Tuesday, August 23, 2011

My Last Week

My woe is me moment:

This week is my last week as a stay-at-home mom. It is an emotional time. My wonderful husband has made it possible for me to stay home with Elliot for 6 months. I have loved every moment of these 6 months. It wasn't all sunshine and giggles, but it was memorable. That is the hardest part about going back to work, that I'm going to miss out on memories. Elliot does so many little things throughout the day that bring a smile to my face or make me laugh, and it makes me tear up even now thinking that someone else is going to see those special moments. Now I know that I will still get to see my silly baby girl and her quirks in the evening, but I still feel sad about it. I am hoping to save a lot this school year and start tutoring to earn extra money, so maybe I can stay at home again. My mom asked me, "But wouldn't you miss teaching?" Yes, I would. I would miss teaching the little kiddos how to read and how to be a good citizen, and being a part of that foundation that is their education. However, I would rather be at home with my little one and shaping her into an amazing little girl. And I know that women all over the globe make the difficult transition back to the working world, but that doesn't mean it is any easier for this little mom in her corner of the world.
It is going to be so hard to leave this face in the morning...
Looking on the bright side:

So there are some positives of our new stage of life. The pressure of getting ready for school has helped me put Elliot on a great feeding and nap schedule. Elliot will be 2 minutes from my school at an in-home daycare. She will be learning nursery rhymes and colors right along with the older kids, not just sitting in a bouncy chair all day with 16 other babies. Elliot will be well loved in a smaller (8 kids) setting. She loves other babies so I know she'll get the socialization that she needs. And best of all, I get to see the big smile on her face when I come to pick her up after school!
Something like this...
Tomorrow is Elliot's half birthday, so I'll try to get on the ball and have her 6 month pictures up this week :)

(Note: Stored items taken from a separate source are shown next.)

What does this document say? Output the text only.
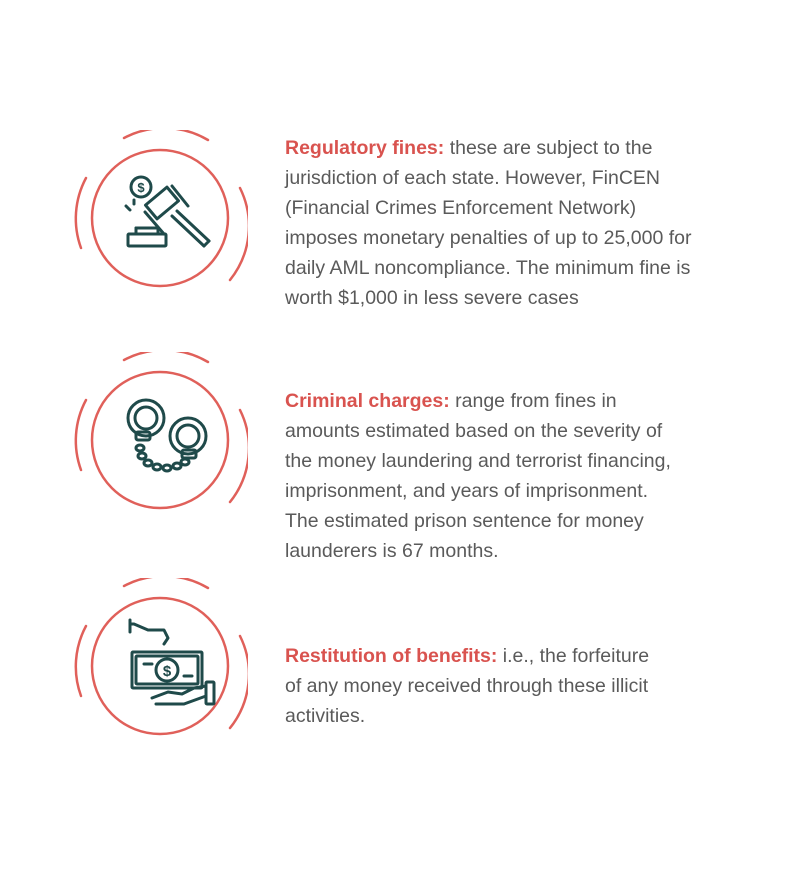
$
Regulatory fines: these are subject to the
jurisdiction of each state. However, FinCEN
(Financial Crimes Enforcement Network)
imposes monetary penalties of up to 25,000 for
daily AML noncompliance. The minimum fine is
worth $1,000 in less severe cases
Criminal charges: range from fines in
amounts estimated based on the severity of
the money laundering and terrorist financing,
imprisonment, and years of imprisonment.
The estimated prison sentence for money
launderers is 67 months.
$
Restitution of benefits: i.e., the forfeiture
of any money received through these illicit
activities.
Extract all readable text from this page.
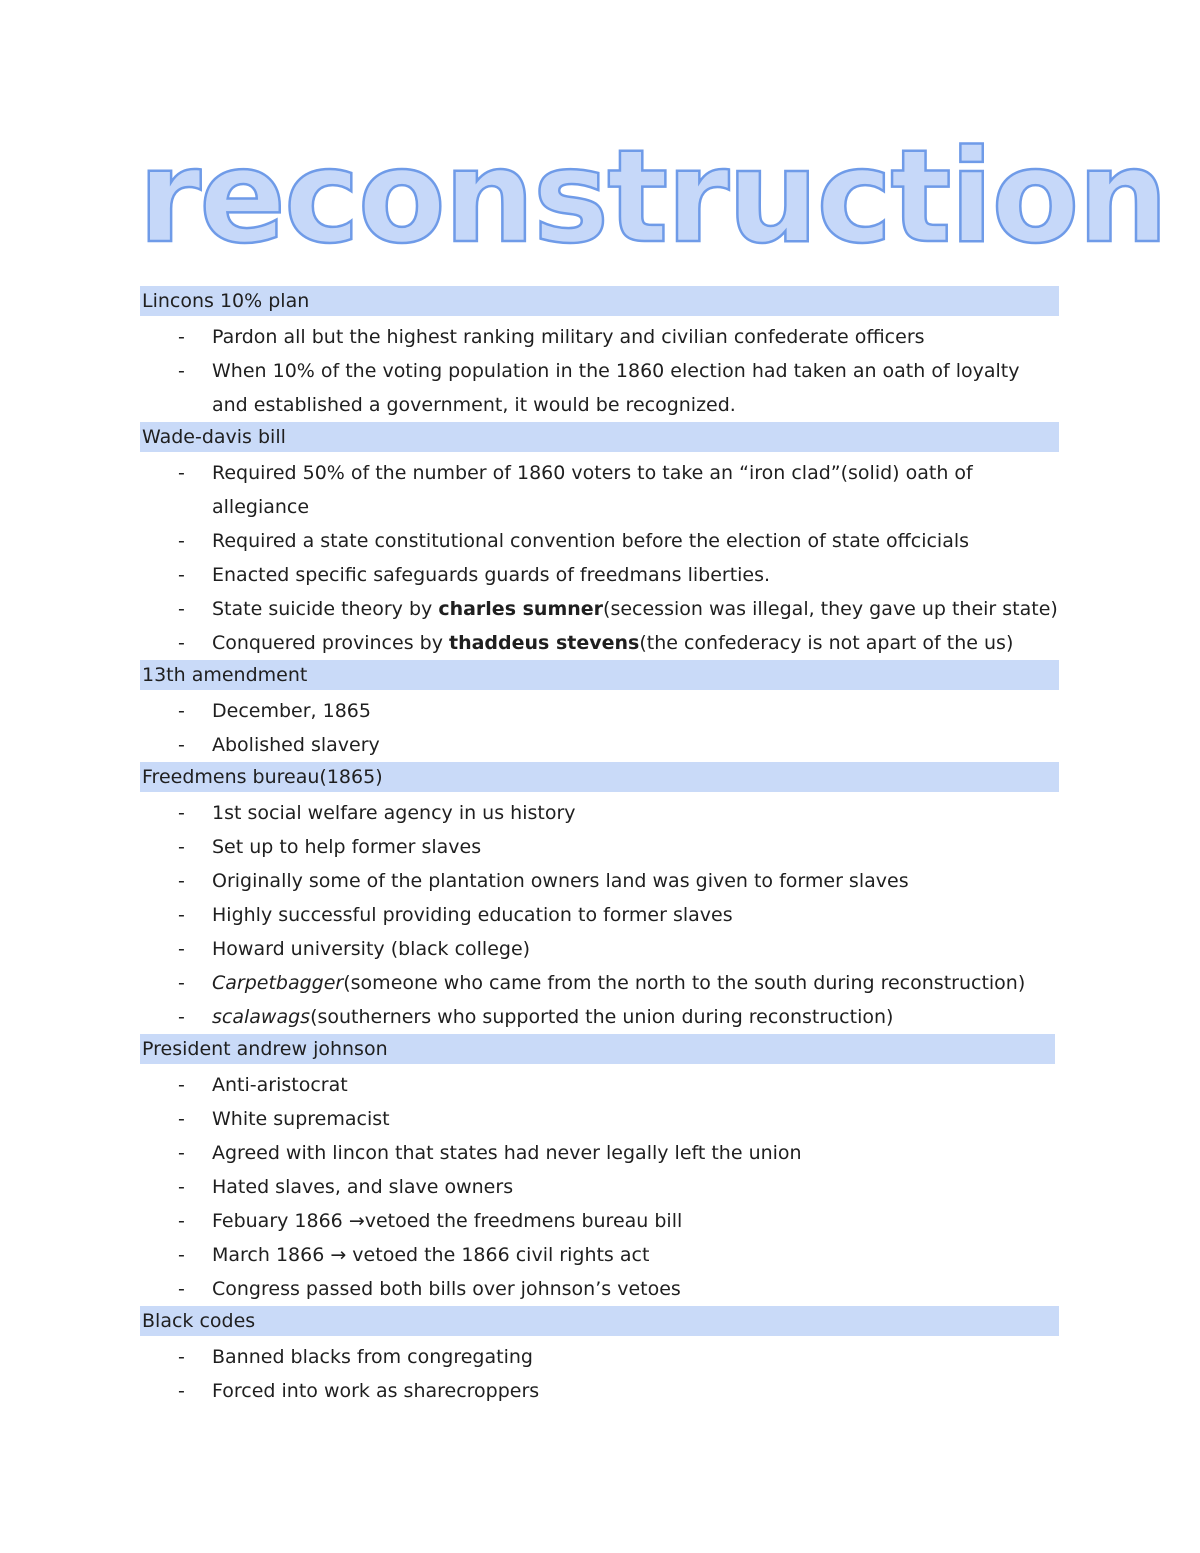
reconstruction
Lincons 10% plan
- Pardon all but the highest ranking military and civilian confederate officers
- When 10% of the voting population in the 1860 election had taken an oath of loyalty and established a government, it would be recognized.
Wade-davis bill
- Required 50% of the number of 1860 voters to take an “iron clad”(solid) oath of allegiance
- Required a state constitutional convention before the election of state offcicials
- Enacted specific safeguards guards of freedmans liberties.
- State suicide theory by charles sumner(secession was illegal, they gave up their state)
- Conquered provinces by thaddeus stevens(the confederacy is not apart of the us)
13th amendment
- December, 1865
- Abolished slavery
Freedmens bureau(1865)
- 1st social welfare agency in us history
- Set up to help former slaves
- Originally some of the plantation owners land was given to former slaves
- Highly successful providing education to former slaves
- Howard university (black college)
- Carpetbagger(someone who came from the north to the south during reconstruction)
- scalawags(southerners who supported the union during reconstruction)
President andrew johnson
- Anti-aristocrat
- White supremacist
- Agreed with lincon that states had never legally left the union
- Hated slaves, and slave owners
- Febuary 1866 →vetoed the freedmens bureau bill
- March 1866 → vetoed the 1866 civil rights act
- Congress passed both bills over johnson’s vetoes
Black codes
- Banned blacks from congregating
- Forced into work as sharecroppers
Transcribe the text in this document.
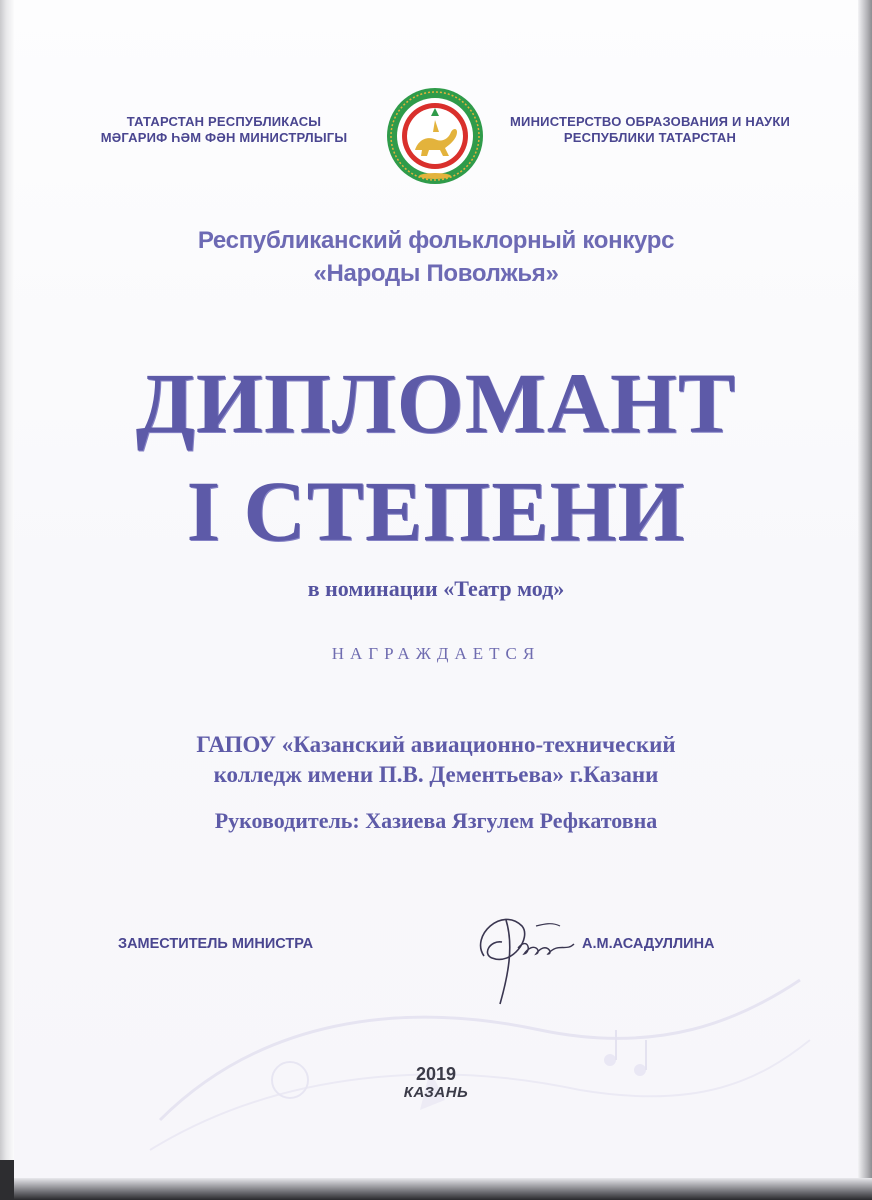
ТАТАРСТАН РЕСПУБЛИКАСЫ
МӘГАРИФ ҺӘМ ФӘН МИНИСТРЛЫГЫ
МИНИСТЕРСТВО ОБРАЗОВАНИЯ И НАУКИ
РЕСПУБЛИКИ ТАТАРСТАН
Республиканский фольклорный конкурс
«Народы Поволжья»
ДИПЛОМАНТ
I СТЕПЕНИ
в номинации «Театр мод»
НАГРАЖДАЕТСЯ
ГАПОУ «Казанский авиационно-технический
колледж имени П.В. Дементьева» г.Казани
Руководитель: Хазиева Язгулем Рефкатовна
ЗАМЕСТИТЕЛЬ МИНИСТРА	А.М.АСАДУЛЛИНА
2019
КАЗАНЬ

PS- We had a 5.9 earthquake today! So crazy! Tim, Elliot, and I were sitting in the office because Tim was working from home. We were chatting about the day, when all of a sudden we started to feel a slight rumble. Then out of nowhere, the ground started to move up and down and everything was shaking. My Midwestern husband put his tornado drill knowledge into action and rushed us into the bathroom (actually you're supposed to go outside). The whole thing was over in about 30 seconds. To be honest, with us living in the DC area, I thought it was a terrorist attack. Tim reassured me that it was an earthquake (who would have thought an earthquake would be the better option?!), and we turned on the news. 5 minutes later, CNN was announcing the breaking news. I cannot even imagine what a bigger one feels like! That was enough for me!